Après l'enterrement de son archevêque, l'aumônier Hydultus, pour se conformer aux dernières instructions du défunt prélat, prit le bras droit qu'il avait détaché du corps, le mit respectueusement dans une boite et se disposa à le porter à Plourin.

Étant descendu dans une auberge du bourg paroissial de Brech, diocèse de Vannes, il déposa la précieuse relique dans un bahut que l'hôtesse avait mis à sa disposition pour y serrer ses hardes.

Or, voici qu'un autre voyageur, qui ignorait complètement ce que renfermait le modeste bahut, alla s'asseoir irrespectueusement sur cette châsse improvisée et devint aussitôt muet et perclus de tous ses membres.

Comme personne ne comprenait rien à cet accident, on s'avisa d'ouvrir le meuble et de fouiller parmi les hardes de l'aumônier, et l'on y trouva la sainte relique avec les procès-verbaux authentiques à l'appui.

 

Alors le pauvre homme, se « laissant tomber par terre, demanda pardon à Dieu et à saint Budoc de l'irrévérence qu'il avait commise envers sa relique et puis se leva sain et dispos, louant Dieu et le saint prélat. »

 

Le recteur de la paroisse, qui avait assisté à ce double miracle — le chroniqueur a oublié de nous dire si c'était l'habitude du curé de passer ses soirées à l'auberge de l'endroit ou bien s'il ne s'y est trouvé que... par miracle — s'empara de la clef du coffre et « le lendemain vint avec ses prêtres en solennelle procession, leva la sainte relique qu'il porta en son église, sans la vouloir rendre à l'aumônier ».

 

Cette expropriation forcée pour cause d'utilité publique ne parut pas suffisamment motivée à l'aumônier Hydultus, qui mit tout en œuvre pour amener le curé de Brech à lui restituer son bien.

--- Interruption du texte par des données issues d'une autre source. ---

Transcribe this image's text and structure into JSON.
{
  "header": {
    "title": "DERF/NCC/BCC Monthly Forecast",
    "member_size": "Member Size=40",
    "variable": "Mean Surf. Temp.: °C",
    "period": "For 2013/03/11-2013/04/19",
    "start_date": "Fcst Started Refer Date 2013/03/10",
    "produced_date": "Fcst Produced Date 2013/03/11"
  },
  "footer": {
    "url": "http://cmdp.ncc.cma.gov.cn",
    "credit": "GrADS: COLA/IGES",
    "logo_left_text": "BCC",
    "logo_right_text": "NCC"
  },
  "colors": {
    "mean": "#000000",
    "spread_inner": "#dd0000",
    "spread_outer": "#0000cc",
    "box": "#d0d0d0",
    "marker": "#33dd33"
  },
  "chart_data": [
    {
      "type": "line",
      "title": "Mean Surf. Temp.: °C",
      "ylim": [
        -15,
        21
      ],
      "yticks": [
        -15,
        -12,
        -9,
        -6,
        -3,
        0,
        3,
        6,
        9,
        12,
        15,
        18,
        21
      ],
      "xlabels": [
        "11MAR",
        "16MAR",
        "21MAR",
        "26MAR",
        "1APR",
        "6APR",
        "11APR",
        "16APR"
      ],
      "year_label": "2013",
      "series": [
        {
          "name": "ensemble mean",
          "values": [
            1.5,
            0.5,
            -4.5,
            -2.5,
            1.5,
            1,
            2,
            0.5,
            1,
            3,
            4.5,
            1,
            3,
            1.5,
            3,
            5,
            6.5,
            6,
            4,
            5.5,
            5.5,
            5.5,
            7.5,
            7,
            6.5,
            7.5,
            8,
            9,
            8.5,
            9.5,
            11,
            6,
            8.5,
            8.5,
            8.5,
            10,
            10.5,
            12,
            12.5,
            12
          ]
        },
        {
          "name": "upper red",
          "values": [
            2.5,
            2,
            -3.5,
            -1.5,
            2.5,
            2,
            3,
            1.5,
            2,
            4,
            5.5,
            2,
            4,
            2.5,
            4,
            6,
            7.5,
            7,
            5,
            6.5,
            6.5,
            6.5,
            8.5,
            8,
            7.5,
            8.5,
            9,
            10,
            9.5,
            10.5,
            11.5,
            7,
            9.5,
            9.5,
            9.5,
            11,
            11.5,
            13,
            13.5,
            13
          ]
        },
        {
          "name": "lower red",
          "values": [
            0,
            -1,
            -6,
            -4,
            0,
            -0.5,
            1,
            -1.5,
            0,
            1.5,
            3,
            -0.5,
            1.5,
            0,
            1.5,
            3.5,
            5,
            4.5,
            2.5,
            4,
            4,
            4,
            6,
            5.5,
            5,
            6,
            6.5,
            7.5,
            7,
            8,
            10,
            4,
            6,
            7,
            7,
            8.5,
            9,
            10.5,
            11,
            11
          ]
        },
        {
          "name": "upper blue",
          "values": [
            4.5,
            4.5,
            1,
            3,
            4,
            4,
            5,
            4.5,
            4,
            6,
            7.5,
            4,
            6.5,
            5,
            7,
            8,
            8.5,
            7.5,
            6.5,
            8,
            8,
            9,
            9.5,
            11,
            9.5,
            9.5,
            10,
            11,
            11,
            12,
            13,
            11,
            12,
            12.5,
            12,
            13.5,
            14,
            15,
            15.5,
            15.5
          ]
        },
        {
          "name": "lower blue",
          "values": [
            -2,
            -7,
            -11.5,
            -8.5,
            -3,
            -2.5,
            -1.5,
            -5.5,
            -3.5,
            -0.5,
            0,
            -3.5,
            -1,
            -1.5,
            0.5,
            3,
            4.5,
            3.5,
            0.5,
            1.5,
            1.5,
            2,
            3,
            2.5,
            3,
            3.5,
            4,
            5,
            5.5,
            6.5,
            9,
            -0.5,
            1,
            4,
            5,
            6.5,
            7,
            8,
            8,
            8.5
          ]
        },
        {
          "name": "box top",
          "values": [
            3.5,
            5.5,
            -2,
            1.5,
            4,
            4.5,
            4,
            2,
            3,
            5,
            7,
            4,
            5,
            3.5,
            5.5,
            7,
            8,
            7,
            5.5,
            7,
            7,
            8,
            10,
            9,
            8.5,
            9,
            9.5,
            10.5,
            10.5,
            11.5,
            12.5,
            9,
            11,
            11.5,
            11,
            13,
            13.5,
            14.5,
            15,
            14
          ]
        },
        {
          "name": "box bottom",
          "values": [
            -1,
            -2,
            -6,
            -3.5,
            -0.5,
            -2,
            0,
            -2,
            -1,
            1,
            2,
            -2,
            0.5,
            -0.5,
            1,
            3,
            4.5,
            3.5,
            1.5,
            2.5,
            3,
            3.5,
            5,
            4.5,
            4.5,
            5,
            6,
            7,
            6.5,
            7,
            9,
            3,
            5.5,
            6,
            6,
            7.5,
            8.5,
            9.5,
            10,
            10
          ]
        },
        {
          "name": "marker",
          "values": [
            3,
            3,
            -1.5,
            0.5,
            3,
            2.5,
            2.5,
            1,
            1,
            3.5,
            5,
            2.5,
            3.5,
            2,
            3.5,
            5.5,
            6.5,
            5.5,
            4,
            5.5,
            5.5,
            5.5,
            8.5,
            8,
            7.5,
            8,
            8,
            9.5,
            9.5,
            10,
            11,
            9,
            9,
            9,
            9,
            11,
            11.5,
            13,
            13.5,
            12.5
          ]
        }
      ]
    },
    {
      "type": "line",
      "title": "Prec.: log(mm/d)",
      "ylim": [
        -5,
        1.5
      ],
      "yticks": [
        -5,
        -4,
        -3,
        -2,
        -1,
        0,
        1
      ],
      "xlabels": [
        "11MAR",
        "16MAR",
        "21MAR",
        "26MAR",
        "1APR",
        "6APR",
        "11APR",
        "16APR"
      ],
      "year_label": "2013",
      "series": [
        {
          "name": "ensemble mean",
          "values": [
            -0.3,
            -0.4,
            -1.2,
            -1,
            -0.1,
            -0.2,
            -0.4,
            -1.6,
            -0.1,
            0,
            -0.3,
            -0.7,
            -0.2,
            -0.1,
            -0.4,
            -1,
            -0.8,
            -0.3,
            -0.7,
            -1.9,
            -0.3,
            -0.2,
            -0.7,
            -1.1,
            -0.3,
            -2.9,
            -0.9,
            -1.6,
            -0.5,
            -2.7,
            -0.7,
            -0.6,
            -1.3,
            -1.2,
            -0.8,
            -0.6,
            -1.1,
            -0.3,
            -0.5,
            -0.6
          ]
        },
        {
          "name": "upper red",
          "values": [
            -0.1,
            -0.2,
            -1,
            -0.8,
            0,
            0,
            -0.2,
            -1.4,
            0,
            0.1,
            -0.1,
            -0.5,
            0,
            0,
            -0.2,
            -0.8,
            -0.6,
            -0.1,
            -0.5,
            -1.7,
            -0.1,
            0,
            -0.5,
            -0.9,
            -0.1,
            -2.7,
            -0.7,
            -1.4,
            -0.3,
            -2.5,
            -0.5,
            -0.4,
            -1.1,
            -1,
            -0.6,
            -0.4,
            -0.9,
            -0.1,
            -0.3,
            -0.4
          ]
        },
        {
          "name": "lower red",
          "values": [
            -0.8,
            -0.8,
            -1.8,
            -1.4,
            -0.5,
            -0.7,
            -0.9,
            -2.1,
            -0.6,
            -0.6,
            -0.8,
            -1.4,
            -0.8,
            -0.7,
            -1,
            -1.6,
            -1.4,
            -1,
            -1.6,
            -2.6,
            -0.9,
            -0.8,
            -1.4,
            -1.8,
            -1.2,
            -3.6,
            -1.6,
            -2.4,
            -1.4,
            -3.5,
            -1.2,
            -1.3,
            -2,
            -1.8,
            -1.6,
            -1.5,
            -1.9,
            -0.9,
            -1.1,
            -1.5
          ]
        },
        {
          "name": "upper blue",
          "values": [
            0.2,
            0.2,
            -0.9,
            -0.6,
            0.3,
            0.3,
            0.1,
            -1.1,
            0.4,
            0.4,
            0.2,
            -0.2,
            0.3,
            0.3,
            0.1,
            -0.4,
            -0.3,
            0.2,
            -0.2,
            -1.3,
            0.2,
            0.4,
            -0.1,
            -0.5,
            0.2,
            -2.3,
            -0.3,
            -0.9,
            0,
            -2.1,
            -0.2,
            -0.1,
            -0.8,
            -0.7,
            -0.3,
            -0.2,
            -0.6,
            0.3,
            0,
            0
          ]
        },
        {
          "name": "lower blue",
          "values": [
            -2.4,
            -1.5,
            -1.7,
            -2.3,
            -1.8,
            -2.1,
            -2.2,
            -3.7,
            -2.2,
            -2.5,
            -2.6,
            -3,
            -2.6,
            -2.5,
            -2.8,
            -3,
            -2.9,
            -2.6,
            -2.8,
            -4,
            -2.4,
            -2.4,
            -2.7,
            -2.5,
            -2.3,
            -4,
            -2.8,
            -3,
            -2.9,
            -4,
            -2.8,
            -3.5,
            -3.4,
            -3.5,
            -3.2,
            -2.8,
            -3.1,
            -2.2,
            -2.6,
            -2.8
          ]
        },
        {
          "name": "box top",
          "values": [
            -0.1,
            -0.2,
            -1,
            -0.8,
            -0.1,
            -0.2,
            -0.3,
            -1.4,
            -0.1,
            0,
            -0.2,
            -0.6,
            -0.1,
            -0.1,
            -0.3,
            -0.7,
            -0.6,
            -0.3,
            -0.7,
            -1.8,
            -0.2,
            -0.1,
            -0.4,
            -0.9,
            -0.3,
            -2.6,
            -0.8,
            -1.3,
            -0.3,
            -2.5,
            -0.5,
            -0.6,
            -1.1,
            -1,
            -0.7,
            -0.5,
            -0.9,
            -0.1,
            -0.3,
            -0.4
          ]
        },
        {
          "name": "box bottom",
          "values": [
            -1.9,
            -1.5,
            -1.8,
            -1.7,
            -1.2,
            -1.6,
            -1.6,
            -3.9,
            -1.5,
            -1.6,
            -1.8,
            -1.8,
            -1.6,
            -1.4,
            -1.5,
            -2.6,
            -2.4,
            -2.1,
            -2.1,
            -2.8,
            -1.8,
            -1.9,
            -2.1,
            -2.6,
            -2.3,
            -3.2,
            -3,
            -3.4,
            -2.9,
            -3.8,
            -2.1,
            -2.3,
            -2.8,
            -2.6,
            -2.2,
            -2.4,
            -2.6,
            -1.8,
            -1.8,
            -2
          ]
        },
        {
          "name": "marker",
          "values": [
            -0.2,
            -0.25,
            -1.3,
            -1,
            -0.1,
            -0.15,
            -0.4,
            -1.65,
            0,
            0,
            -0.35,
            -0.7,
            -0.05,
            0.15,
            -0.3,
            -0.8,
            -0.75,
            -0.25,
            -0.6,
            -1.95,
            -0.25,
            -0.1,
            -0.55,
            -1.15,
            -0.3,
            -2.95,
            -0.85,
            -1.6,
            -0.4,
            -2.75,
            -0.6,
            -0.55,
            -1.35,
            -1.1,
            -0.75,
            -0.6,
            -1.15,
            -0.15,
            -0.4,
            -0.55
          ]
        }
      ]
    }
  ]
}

Mais tout ce qu'il put obtenir, par de grandes importunités, ce fut d'être admis à baiser une dernière fois la précieuse relique, en présence de tous les fidèles.

« Il s'approcha donc de l'autel, fit dévotement sa prière et le saint bras lui étant présenté, il prit si bien son temps et ses mesures qu'il attrapa entre ses dents le pouce, le second et le troisième doigt de la main et les mordit si serré qu'il les coupa et emporta à Plourin, donna la bénédiction au peuple de la part de son défunt maître et y laissa ces reliques, qui furent richement enchâssées et soigneusement conservées jusqu'à notre temps, Dieu les ayant honorées de plusieurs grands miracles. »

 

Pendant longtemps les serments requis par ordonnance de justice se prêtaient sur ces reliques de saint Budoc

« qu'on posait à cet effet sur son navire miraculeux et se trouvait que ceux qui juraient faussement ne passaient le jour et an sans être rigoureusement châtiés ».